Sunday, March 16, 2008

Building trust and credibility for your niche: Case study in progress

Customer Enchilada Priority Notification Tip #2 (this follows tip #1 - scroll way down to see it.)

Example from the new start up I own part of.
Fill in the numbered parts with yourself and your own information.

1. Dr. Heidi sells a whole food multi.

[What do you sell?]

2. One big reason she sells it: She's been into nutrition for 30 years, and she knows most regular vitamins are synthetic. She's known for years that most synthetic vitamins go right through you. Jargon: they're not bio-available. That's a big reason people laugh and say Americans have the most expensive pee on the planet.

[What's a big reason you sell your thing?]

3. She wonders if some people who take vitamins (without giving it much thought) might want to know that they're probably synthetic and don't do much.

[What's something your potential customers might want to know, given their existing habits - e.g. in this case, Dr Heidi's potentials are those who already take vitamins.]

4. She writes an informational piece - a white paper - without selling her product. She might have put it on a blog, an audio podcast, or maybe made a video. She made a web page introducing the idea: "Are Your Vitamins Safe?"

[What information piece can you write? And if you don't write, what topic can you search Google for and edit those into a nice piece?]

Want to see the
"Are Your Vitamins Safe?"

Will you promise not to steal this content? It's copyrighted. Will you write your own thing, from your own point of view, using YOU and YOUR hot buttons re your product?

Promise?

OK here it is. Are Your Vitamins Safe? (opens in new window)

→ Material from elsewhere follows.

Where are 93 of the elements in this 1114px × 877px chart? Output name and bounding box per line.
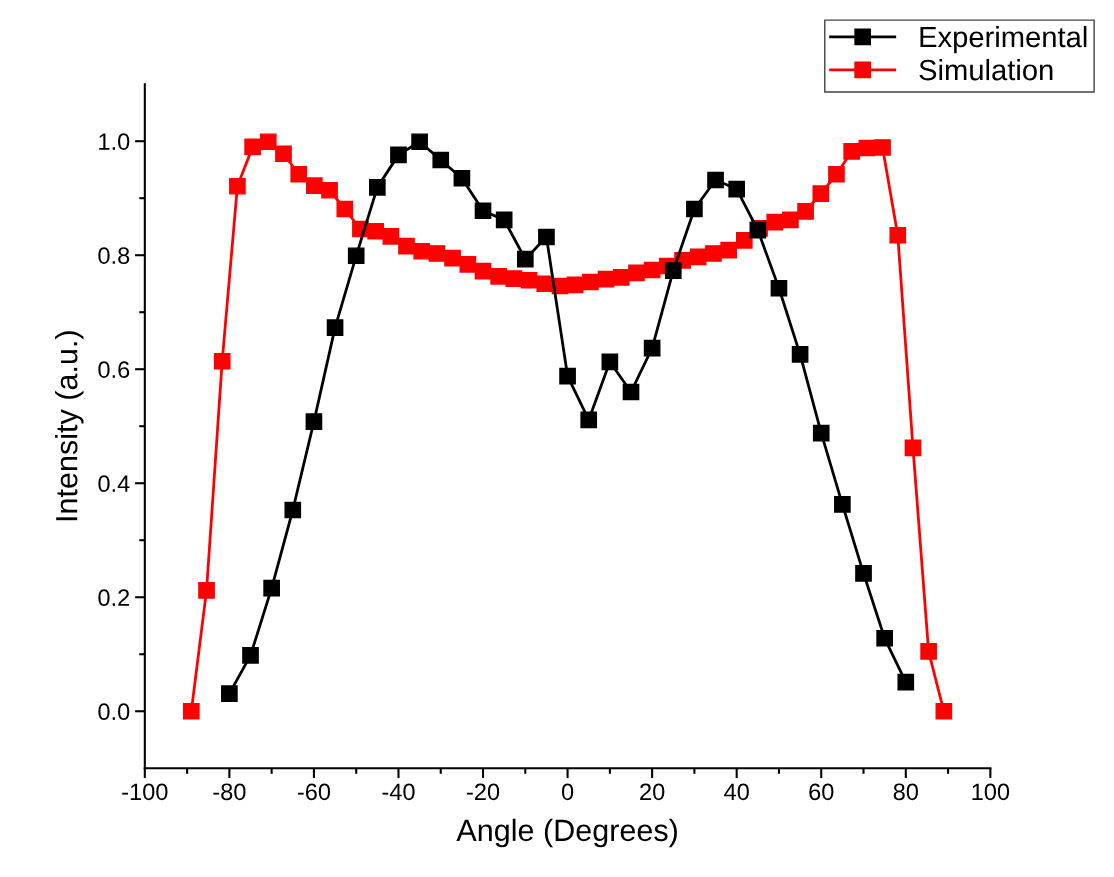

5. She made that first page you see above, a 'Landing page." That's a single page, with enough information and proofs to interest the right persons, no one else. But stops short of telling everything. Open the kimono just a little...

(The proof here is encouraging the reader to check the label on their vitamins right now, for some of these ingredients.)

[What's your mini proof?]

6. She adds a little drama. She does not finish the whole piece. Instead, she puts a "subscribe" button on the bottom of the page - so those who want more info on this topic, i.e. potential customers later on, can sign up to get the rest of the report.

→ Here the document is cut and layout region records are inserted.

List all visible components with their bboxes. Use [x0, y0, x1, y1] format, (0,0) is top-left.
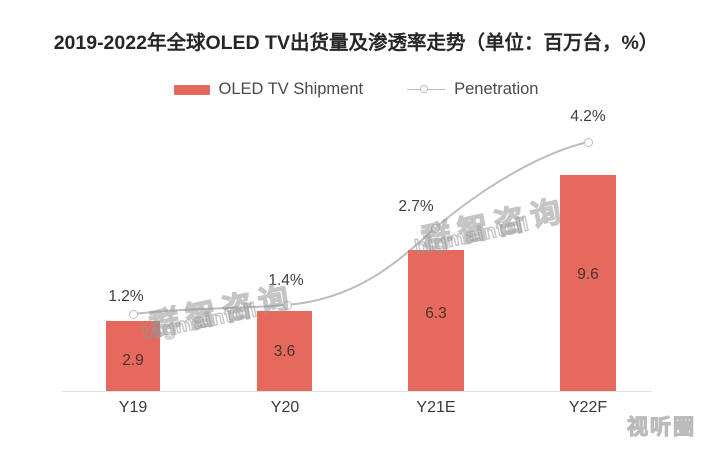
- chart-legend: OLED TV Shipment Penetration: [0, 80, 712, 99]
- bar-y22f[interactable]: [560, 175, 616, 391]
- legend-item-shipment[interactable]: OLED TV Shipment: [173, 80, 364, 99]
- bar-y19[interactable]: [106, 321, 160, 391]
- line-circle-icon: [407, 84, 446, 96]
- xtick-y21e: Y21E: [416, 399, 456, 416]
- bar-y21e[interactable]: [408, 250, 464, 391]
- pct-label-y22f: 4.2%: [570, 108, 606, 125]
- watermark-corner: 视听圈: [626, 415, 696, 439]
- pct-label-y19: 1.2%: [108, 288, 144, 305]
- bar-value-y21e: 6.3: [425, 305, 447, 322]
- pct-label-y20: 1.4%: [268, 272, 304, 289]
- bar-y20[interactable]: [257, 311, 312, 391]
- marker-y20[interactable]: [282, 300, 292, 310]
- legend-item-penetration[interactable]: Penetration: [407, 80, 539, 99]
- xtick-y22f: Y22F: [568, 399, 608, 416]
- xtick-y19: Y19: [118, 399, 148, 416]
- xtick-y20: Y20: [270, 399, 300, 416]
- marker-y22f[interactable]: [583, 137, 593, 147]
- marker-y19[interactable]: [128, 309, 138, 319]
- marker-y21e[interactable]: [430, 223, 440, 233]
- bar-value-y19: 2.9: [122, 352, 144, 369]
- bar-value-y20: 3.6: [273, 343, 296, 360]
- bar-value-y22f: 9.6: [577, 266, 599, 283]
- bar-swatch-icon: [173, 84, 210, 95]
- legend-label-shipment: OLED TV Shipment: [218, 80, 364, 98]
- x-axis-line: [62, 391, 652, 393]
- pct-label-y21e: 2.7%: [398, 198, 434, 215]
- legend-circle-marker: [420, 84, 429, 93]
- legend-label-penetration: Penetration: [454, 80, 539, 98]
- chart-title: 2019-2022年全球OLED TV出货量及渗透率走势（单位：百万台，%）: [53, 32, 659, 54]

Others skip on to the next thing. NOTE: No one posting these "Are Your Vitamins Safe?" affiliate links on the Internet through emails and blogs, etc. hears 'no.'

7. People who really want this info (not lookers or spam bots and spiders) open the 'confirmation email' and click the link inside. That does two things: 1) it makes the person clicking it a 'double opt-in' lead and 2) that click releases the rest of the report.

[You can do the same thing or team up with someone.]

7. She puts the link, "Are Your vitamins Safe?" as many places online as she can. Her affiliate link assures those clicks and opt-ins are hers, should they buy her whole food multi at some point down the road. Anytime someone buys from that click, she earns between 20-28% off the top of the order. (This is a two-tier affiliate program so there are no minimum buy-ins to earn the percents.)

[Once you have a piece you like, you can put out the links also.]

Note: Nearly 500 people this past month have opted in to get the next informational email for this whole food multi.

That was the first informational email. There are about 7 more in the queue. All on the house, all educational for people who might have an interest in this whole food multi.

The next info piece is: Three ways to drink more and not get as drunk. Another: Alcohol? Two tricks to minimize the skin damage - if you don't want to give it up.

[What would your topics be given what you market and who you are?]

There are many ways to market online, and this is just one. Some people focus on social websites, like Facebook and MySpace, and others, like me personally, focus on blogs and marketing campaigns like this.

Hope this helps you a little. It's a start, yes?

This describes a customer driven program. We're looking to build trust and authority with our potential customer market with these kinds of online information campaigns. Affiliates have free access to these reports, to help spread the word.

1 comment:

Robin Plan said...

Kim

#1
I sell a whole food multi.

#2
I had night sweats for over 5 years. I tried herbs, gave up coffee and tea, kept my house almost cold but still had night sweats. I tried this new multi for something else and guess what? The night sweats went away so I decided to market it myself.

#3
Women might be looking for info about controlling night sweats without taking hormones.

#4 - #7
I'm going to write a report about night sweats. I have several ladies in my group with menopause blogs and websites so we can combine our info and write our White Paper report. It will talk about what we've tried, different things to try, diet, exercise and the danger of drugs (hormones) and then at the very end we can say, This is what I found that helped me, if you want to check it out, www.wholefoodandmore.com

It will not be a hype piece, it will have information from a range of treatments. If they want to click my website they will, if not I still never hear no.

By the way I have over 100 leads from using free reports like this. I've been using them for a month.